Justice Clarence Thomas is Not Above the Law


The Ethics in Government Act of 1978 was enacted in the wake of the Nixon Watergate Scandal. By passing this act Congress sought to add a high degree of transparency about the activities of federal officials when they are not working. To this end the law created mandatory public disclosure of financial and employment history of public officials and their immediate family. The law  also placed certain restrictions on lobbying by public officials after they  leave governmental services. Congress believed that by requiring public officials to disclose certain information there would be a better chance to discover and police corruption and conflict of interests. Congress made it a crime to intentionally fail to disclose required  information or to intentionally submit false or misleading information.  This law makes governmental officials much more susceptible to public scrutiny. The Justices of the Supreme Court are also subject to this law.  

Many experts question Justice Thomas’ compliance with the Ethics in Government Act of 1978 disclosure requirements. It appears that he and his wife have not disclosed certain transaction that the law encompasses. I do not believe that Justice Thomas can  credibility claim that he did not understand the forms or how to complete them.  Actually he has always conducted himself as if he was aware of the class of activities that are required to be disclosed. What is obvious from reviewing Justice Thomas’ submitted paperwork is that the parts that pertain to his wife’s activities contain glaring omissions as to her income and activities.

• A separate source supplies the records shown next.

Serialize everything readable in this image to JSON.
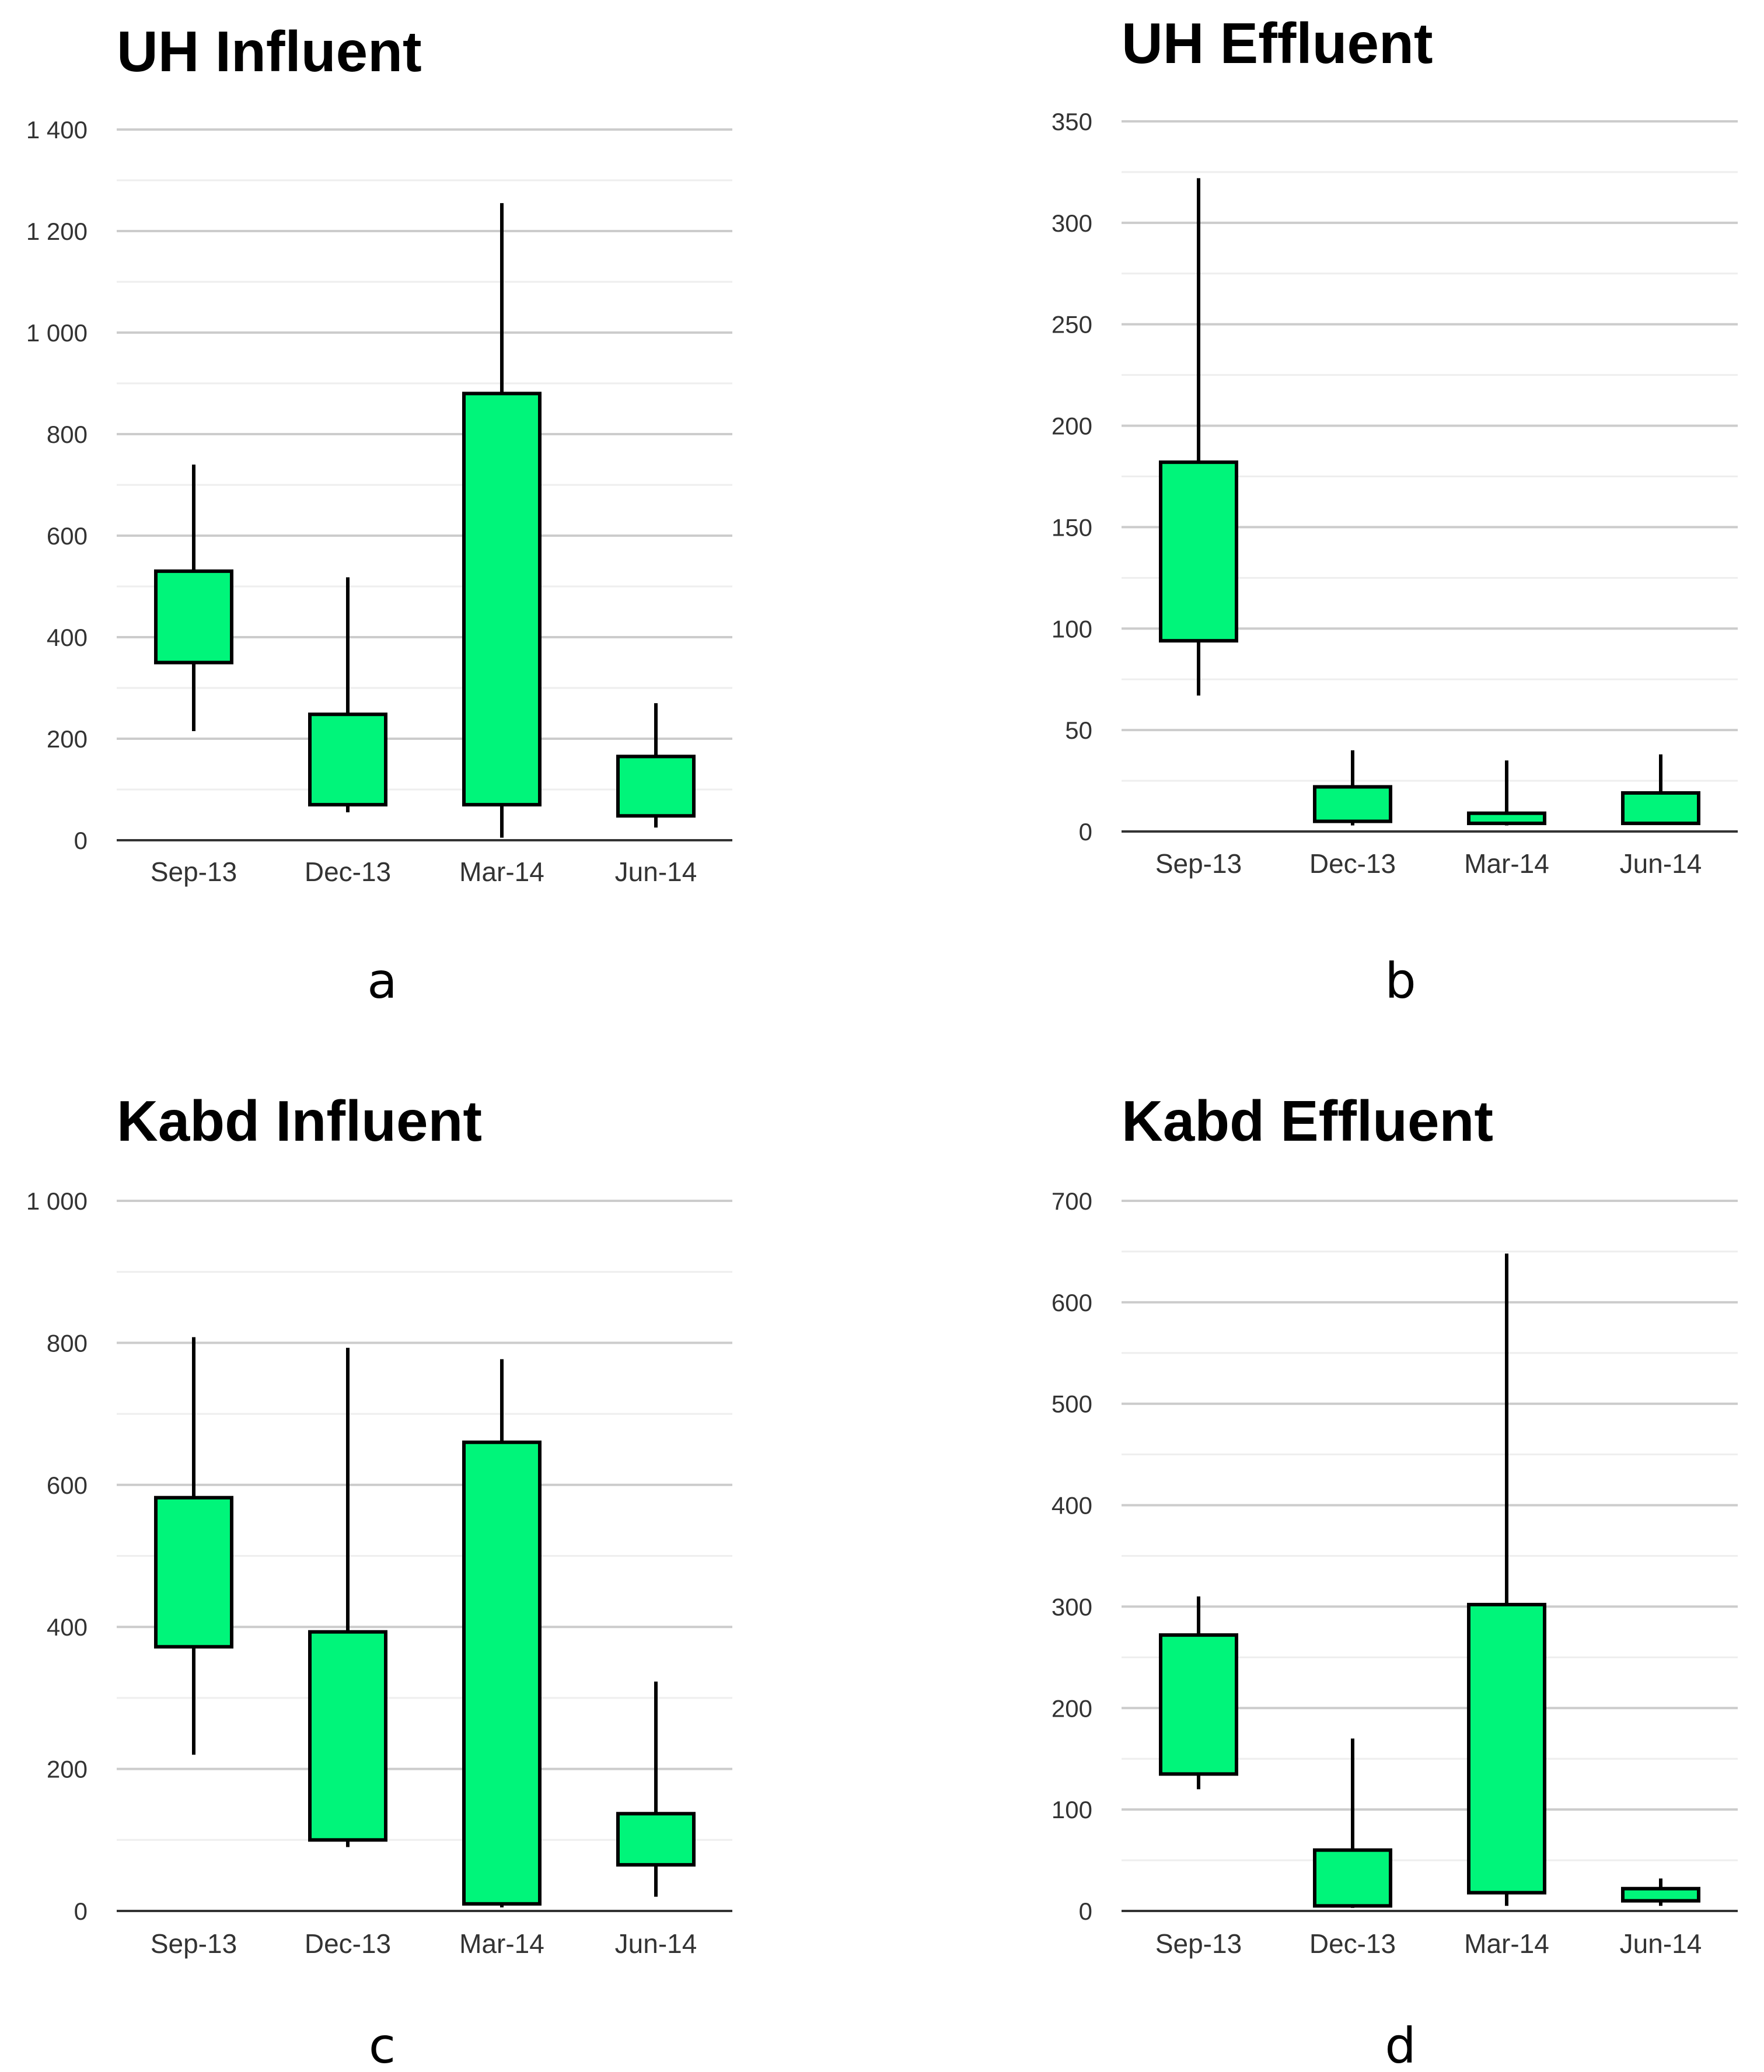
{
  "colors": {
    "box_fill": "#00F57A",
    "box_stroke": "#000000",
    "major_grid": "#CCCCCC",
    "minor_grid": "#EEEEEE",
    "axis": "#333333"
  },
  "chart_data": [
    {
      "type": "candlestick",
      "panel_label": "a",
      "title": "UH Influent",
      "categories": [
        "Sep-13",
        "Dec-13",
        "Mar-14",
        "Jun-14"
      ],
      "ylim": [
        0,
        1400
      ],
      "major_ticks": [
        0,
        200,
        400,
        600,
        800,
        1000,
        1200,
        1400
      ],
      "tick_labels": [
        "0",
        "200",
        "400",
        "600",
        "800",
        "1 000",
        "1 200",
        "1 400"
      ],
      "minor_step": 100,
      "series": [
        {
          "category": "Sep-13",
          "low": 215,
          "open": 350,
          "close": 530,
          "high": 740
        },
        {
          "category": "Dec-13",
          "low": 55,
          "open": 70,
          "close": 248,
          "high": 518
        },
        {
          "category": "Mar-14",
          "low": 5,
          "open": 70,
          "close": 880,
          "high": 1255
        },
        {
          "category": "Jun-14",
          "low": 25,
          "open": 48,
          "close": 165,
          "high": 270
        }
      ]
    },
    {
      "type": "candlestick",
      "panel_label": "b",
      "title": "UH Effluent",
      "categories": [
        "Sep-13",
        "Dec-13",
        "Mar-14",
        "Jun-14"
      ],
      "ylim": [
        0,
        350
      ],
      "major_ticks": [
        0,
        50,
        100,
        150,
        200,
        250,
        300,
        350
      ],
      "tick_labels": [
        "0",
        "50",
        "100",
        "150",
        "200",
        "250",
        "300",
        "350"
      ],
      "minor_step": 25,
      "series": [
        {
          "category": "Sep-13",
          "low": 67,
          "open": 94,
          "close": 182,
          "high": 322
        },
        {
          "category": "Dec-13",
          "low": 3,
          "open": 5,
          "close": 22,
          "high": 40
        },
        {
          "category": "Mar-14",
          "low": 3,
          "open": 4,
          "close": 9,
          "high": 35
        },
        {
          "category": "Jun-14",
          "low": 4,
          "open": 4,
          "close": 19,
          "high": 38
        }
      ]
    },
    {
      "type": "candlestick",
      "panel_label": "c",
      "title": "Kabd Influent",
      "categories": [
        "Sep-13",
        "Dec-13",
        "Mar-14",
        "Jun-14"
      ],
      "ylim": [
        0,
        1000
      ],
      "major_ticks": [
        0,
        200,
        400,
        600,
        800,
        1000
      ],
      "tick_labels": [
        "0",
        "200",
        "400",
        "600",
        "800",
        "1 000"
      ],
      "minor_step": 100,
      "series": [
        {
          "category": "Sep-13",
          "low": 220,
          "open": 372,
          "close": 582,
          "high": 808
        },
        {
          "category": "Dec-13",
          "low": 90,
          "open": 100,
          "close": 393,
          "high": 793
        },
        {
          "category": "Mar-14",
          "low": 5,
          "open": 10,
          "close": 660,
          "high": 777
        },
        {
          "category": "Jun-14",
          "low": 20,
          "open": 65,
          "close": 137,
          "high": 323
        }
      ]
    },
    {
      "type": "candlestick",
      "panel_label": "d",
      "title": "Kabd Effluent",
      "categories": [
        "Sep-13",
        "Dec-13",
        "Mar-14",
        "Jun-14"
      ],
      "ylim": [
        0,
        700
      ],
      "major_ticks": [
        0,
        100,
        200,
        300,
        400,
        500,
        600,
        700
      ],
      "tick_labels": [
        "0",
        "100",
        "200",
        "300",
        "400",
        "500",
        "600",
        "700"
      ],
      "minor_step": 50,
      "series": [
        {
          "category": "Sep-13",
          "low": 120,
          "open": 135,
          "close": 272,
          "high": 310
        },
        {
          "category": "Dec-13",
          "low": 3,
          "open": 5,
          "close": 60,
          "high": 170
        },
        {
          "category": "Mar-14",
          "low": 5,
          "open": 18,
          "close": 302,
          "high": 648
        },
        {
          "category": "Jun-14",
          "low": 5,
          "open": 10,
          "close": 22,
          "high": 32
        }
      ]
    }
  ]
}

The Constitution of the United States gives each branch of  government specific powers. The doctrine of separation of powers prevent the accumulation of power in any one branch of government. Legal experts and constitutional historians recognize Congress’ power to regulate and oversee the lower Federal Courts. The experts also agree that neither the Executive branch or Congress can exercise power of the Supreme Court. The language of the Constitution is clear:

Article III, Section 1 states the following:

“The judicial Power of the United States shall be vested in one supreme Court and in such inferior Courts as the Congress may from time to time ordain and establish. The Judges, both of the supreme and inferior Courts, shall hold their Offices during good Behavior, and  shall, at stated Times, receive for their Services a Compensation which shall  not be diminished during their Continuance in Office.”

Supreme Court Justices serve for life and cannot be removed unless they commit an impeachable offense. No Supreme Court Justice has ever been removed by impeachment or  otherwise. Even if it is determined that Justice Thomas has not fully complied with applicable financial disclosure laws, I do not believe that there exist the political will or consensus to remove him from office without him having been convicted of a crime. If the Justice Department does eventually investigate this matter, I do not believe that they would risk a constitutional confrontation by filing charges against a sitting Supreme Court Justice. A more likely scenario is that  the Chief Justice of the Supreme Court would order Justice Thomas to comply with all disclosure laws. Justice Thomas might have to refill defective  previous filings, but the matter would end there. It is very possible that Justice Thomas would argue in his defense that the doctrine of separation of powers prohibits another branch of government from investigating his compliance with relevant disclosure laws.

Justice Thomas should guide his out of court activities with the goal of instilling confidence in the Supreme Court as an institution. He should willingly follow all laws that can reasonably be argued apply to him while on or off the bench. I believe that Justice Thomas has never completely appreciated the high standard of conduct which is expected of him as a Supreme Court Justice.